Mon Apr 3 01:20:56 PDT 2006

Sean, in case of errors I am seeing hangs in CMA which I think I have tracked
to the following deadlock scenario:

  A ULP requests address resolution; on success requests route resolution;
  route resolution succeeds; inside the callback ULP requests rdma_connect.
  Now, a failure (e.g. out of memory) occurs at ULP level and so it decides to
  destroy the ID. To this end it returns failure code from the route callback.

  Note that route resolution callback runs in the per-port MAD workqueue.

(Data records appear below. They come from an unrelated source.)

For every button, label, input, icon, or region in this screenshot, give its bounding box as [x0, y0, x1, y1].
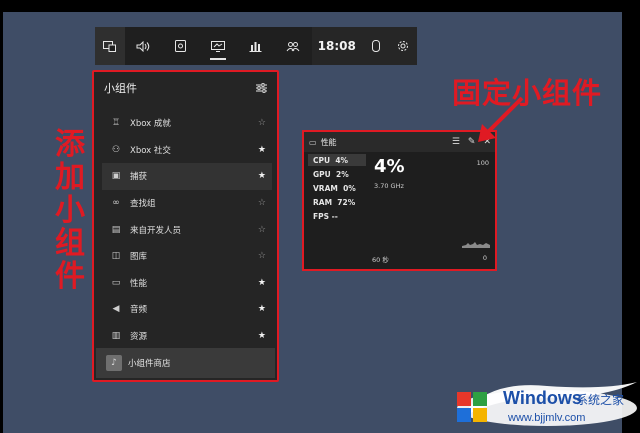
performance-widget[interactable]: ▭ 性能 ☰ ✎ ✕ CPU 4% GPU 2% VRAM 0% RAM 72%…: [302, 130, 497, 271]
widget-item-achievements[interactable]: ♖ Xbox 成就 ☆: [102, 110, 272, 137]
perf-row-vram[interactable]: VRAM 0%: [308, 182, 366, 194]
dev-icon: ▤: [111, 224, 121, 235]
widget-item-capture[interactable]: ▣ 捕获 ★: [102, 163, 272, 190]
cpu-usage-value: 4%: [374, 156, 405, 177]
widget-item-performance[interactable]: ▭ 性能 ★: [102, 270, 272, 297]
widget-item-audio[interactable]: ◀ 音频 ★: [102, 296, 272, 323]
star-filled-icon[interactable]: ★: [258, 278, 266, 288]
controller-icon: [371, 40, 380, 52]
perf-row-ram[interactable]: RAM 72%: [308, 196, 366, 208]
widget-item-gallery[interactable]: ◫ 图库 ☆: [102, 243, 272, 270]
star-filled-icon[interactable]: ★: [258, 171, 266, 181]
widget-icon: [103, 40, 117, 52]
widget-menu-title: 小组件: [104, 82, 137, 95]
volume-icon: [136, 40, 150, 52]
audio-icon: ◀: [112, 304, 120, 315]
gallery-icon: ◫: [111, 251, 121, 262]
graph-timespan: 60 秒: [372, 256, 389, 264]
widget-item-label: Xbox 成就: [130, 119, 171, 130]
annotation-arrow-icon: [478, 96, 524, 142]
widget-item-label: 捕获: [130, 172, 148, 183]
widget-item-lfg[interactable]: ∞ 查找组 ☆: [102, 190, 272, 217]
customize-icon[interactable]: [256, 83, 267, 93]
widget-item-social[interactable]: ⚇ Xbox 社交 ★: [102, 137, 272, 164]
widget-item-label: Xbox 社交: [130, 145, 171, 156]
perf-row-gpu[interactable]: GPU 2%: [308, 168, 366, 180]
performance-widget-title: 性能: [320, 137, 337, 147]
widget-item-label: 查找组: [130, 199, 156, 210]
widget-item-label: 图库: [130, 252, 148, 263]
star-outline-icon[interactable]: ☆: [258, 251, 266, 261]
performance-icon: [211, 40, 226, 52]
game-bar: 18:08: [95, 27, 418, 65]
widget-store-button[interactable]: ♪ 小组件商店: [96, 348, 275, 378]
capture-icon: ▣: [111, 171, 121, 182]
star-filled-icon[interactable]: ★: [258, 145, 266, 155]
widget-item-label: 资源: [130, 332, 148, 343]
performance-icon: ▭: [111, 277, 121, 288]
settings-icon: [398, 41, 409, 51]
add-widget-annotation: 添 加 小 组 件: [55, 127, 85, 294]
capture-icon: [175, 40, 187, 52]
trophy-icon: ♖: [111, 118, 121, 129]
settings-button[interactable]: [389, 27, 418, 65]
resources-button[interactable]: [237, 27, 274, 65]
usage-graph: [462, 242, 490, 248]
widget-item-resources[interactable]: ▥ 资源 ★: [102, 323, 272, 350]
capture-button[interactable]: [162, 27, 199, 65]
widget-store-label: 小组件商店: [128, 359, 171, 369]
widget-item-label: 来自开发人员: [130, 225, 182, 236]
star-filled-icon[interactable]: ★: [258, 304, 266, 314]
social-icon: [286, 41, 300, 51]
options-icon[interactable]: ☰: [452, 137, 460, 147]
perf-row-cpu[interactable]: CPU 4%: [308, 154, 366, 166]
graph-min-label: 0: [482, 254, 487, 262]
controller-button[interactable]: [361, 27, 390, 65]
watermark-title: Windows: [503, 388, 582, 408]
clock-time: 18:08: [311, 27, 362, 65]
watermark-url: www.bjjmlv.com: [508, 412, 586, 424]
star-outline-icon[interactable]: ☆: [258, 118, 266, 128]
watermark-brand: 系统之家: [576, 393, 625, 407]
star-filled-icon[interactable]: ★: [258, 331, 266, 341]
resources-icon: ▥: [111, 331, 121, 342]
store-icon: ♪: [106, 355, 122, 371]
star-outline-icon[interactable]: ☆: [258, 225, 266, 235]
widget-item-label: 性能: [130, 278, 148, 289]
widget-menu-panel: 小组件 ♖ Xbox 成就 ☆ ⚇ Xbox 社交 ★ ▣ 捕获 ★ ∞ 查找组…: [92, 70, 279, 382]
performance-widget-header[interactable]: ▭ 性能 ☰ ✎ ✕: [304, 132, 495, 152]
star-outline-icon[interactable]: ☆: [258, 198, 266, 208]
binoculars-icon: ∞: [112, 198, 120, 209]
widget-menu-button[interactable]: [95, 27, 125, 65]
graph-max-label: 100: [476, 159, 489, 167]
resources-icon: [249, 41, 262, 52]
people-icon: ⚇: [111, 144, 121, 155]
perf-row-fps[interactable]: FPS --: [308, 210, 366, 222]
cpu-frequency: 3.70 GHz: [374, 182, 404, 190]
social-button[interactable]: [274, 27, 311, 65]
performance-button[interactable]: [199, 27, 236, 65]
audio-button[interactable]: [125, 27, 162, 65]
widget-list: ♖ Xbox 成就 ☆ ⚇ Xbox 社交 ★ ▣ 捕获 ★ ∞ 查找组 ☆ ▤…: [102, 110, 272, 349]
widget-item-developer[interactable]: ▤ 来自开发人员 ☆: [102, 216, 272, 243]
widget-item-label: 音频: [130, 305, 148, 316]
performance-icon: ▭: [309, 137, 317, 147]
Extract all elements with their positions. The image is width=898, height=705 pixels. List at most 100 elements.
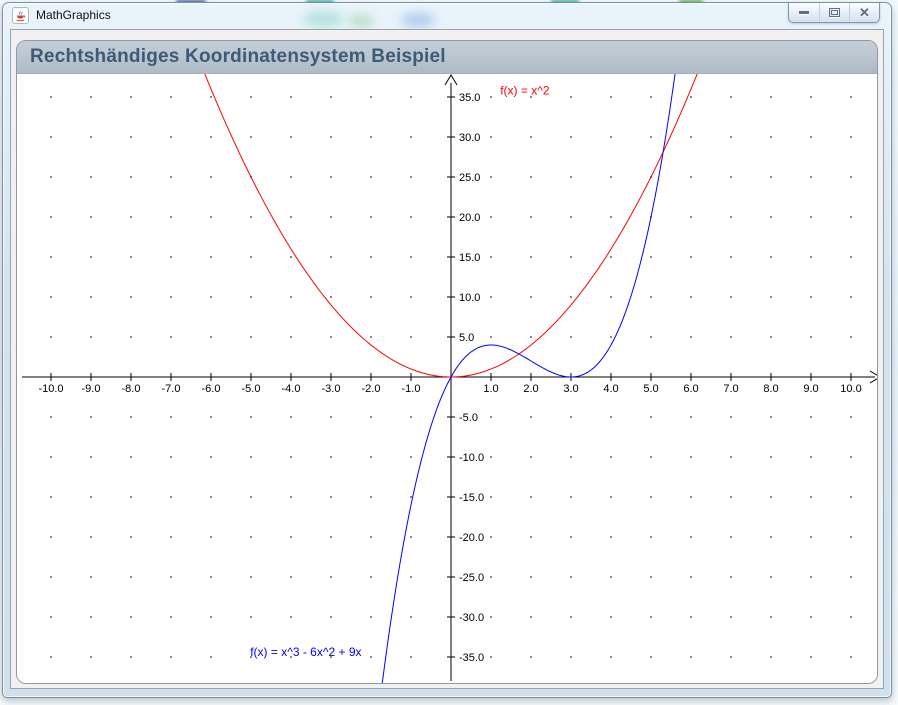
grid-dot — [250, 536, 252, 538]
grid-dot — [330, 336, 332, 338]
grid-dot — [770, 496, 772, 498]
grid-dot — [490, 296, 492, 298]
grid-dot — [850, 296, 852, 298]
grid-dot — [530, 456, 532, 458]
y-tick-label: 5.0 — [459, 332, 474, 344]
grid-dot — [50, 136, 52, 138]
grid-dot — [690, 416, 692, 418]
grid-dot — [90, 136, 92, 138]
grid-dot — [330, 256, 332, 258]
grid-dot — [530, 336, 532, 338]
grid-dot — [370, 456, 372, 458]
grid-dot — [610, 656, 612, 658]
grid-dot — [530, 496, 532, 498]
grid-dot — [730, 296, 732, 298]
grid-dot — [50, 216, 52, 218]
grid-dot — [690, 656, 692, 658]
grid-dot — [770, 296, 772, 298]
grid-dot — [170, 256, 172, 258]
grid-dot — [330, 416, 332, 418]
grid-dot — [90, 216, 92, 218]
grid-dot — [130, 536, 132, 538]
grid-dot — [490, 96, 492, 98]
grid-dot — [290, 336, 292, 338]
grid-dot — [650, 296, 652, 298]
grid-dot — [530, 296, 532, 298]
grid-dot — [850, 576, 852, 578]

  Now, CMA will call rdma_destroy_id to destroy the ID. Since CM ID exists, it
  will try to destroy it.

  This might deadlock: since a CM MAD (REQ) has been created, CM ID destroy will
  now block, waiting for the MAD to be freed, but MADs might not complete since
  we are blocking the MAD workqueue.

A possible solution could be to bounce the SA query callback out to
the rdma WQ. Does this make sense?

Further, a comment in ib_cm.h says:

 * Users may not call ib_destroy_cm_id while in the context of this callback;
 * however, returning a non-zero value instructs the communication manager to
 * destroy the @cm_id after the callback completes.

And it seems that, if the user callback returns failure, the CMA actually calls
rdma_destroy_id which in turn may call ib_destroy_cm_id from inside the CM
callback. I think this might deadlock in a similiar way.  Again, bouncing the CM
event to the rdma WQ will solve this I think.

Sean, could you look at this please?

-- 
Michael S. Tsirkin
Staff Engineer, Mellanox Technologies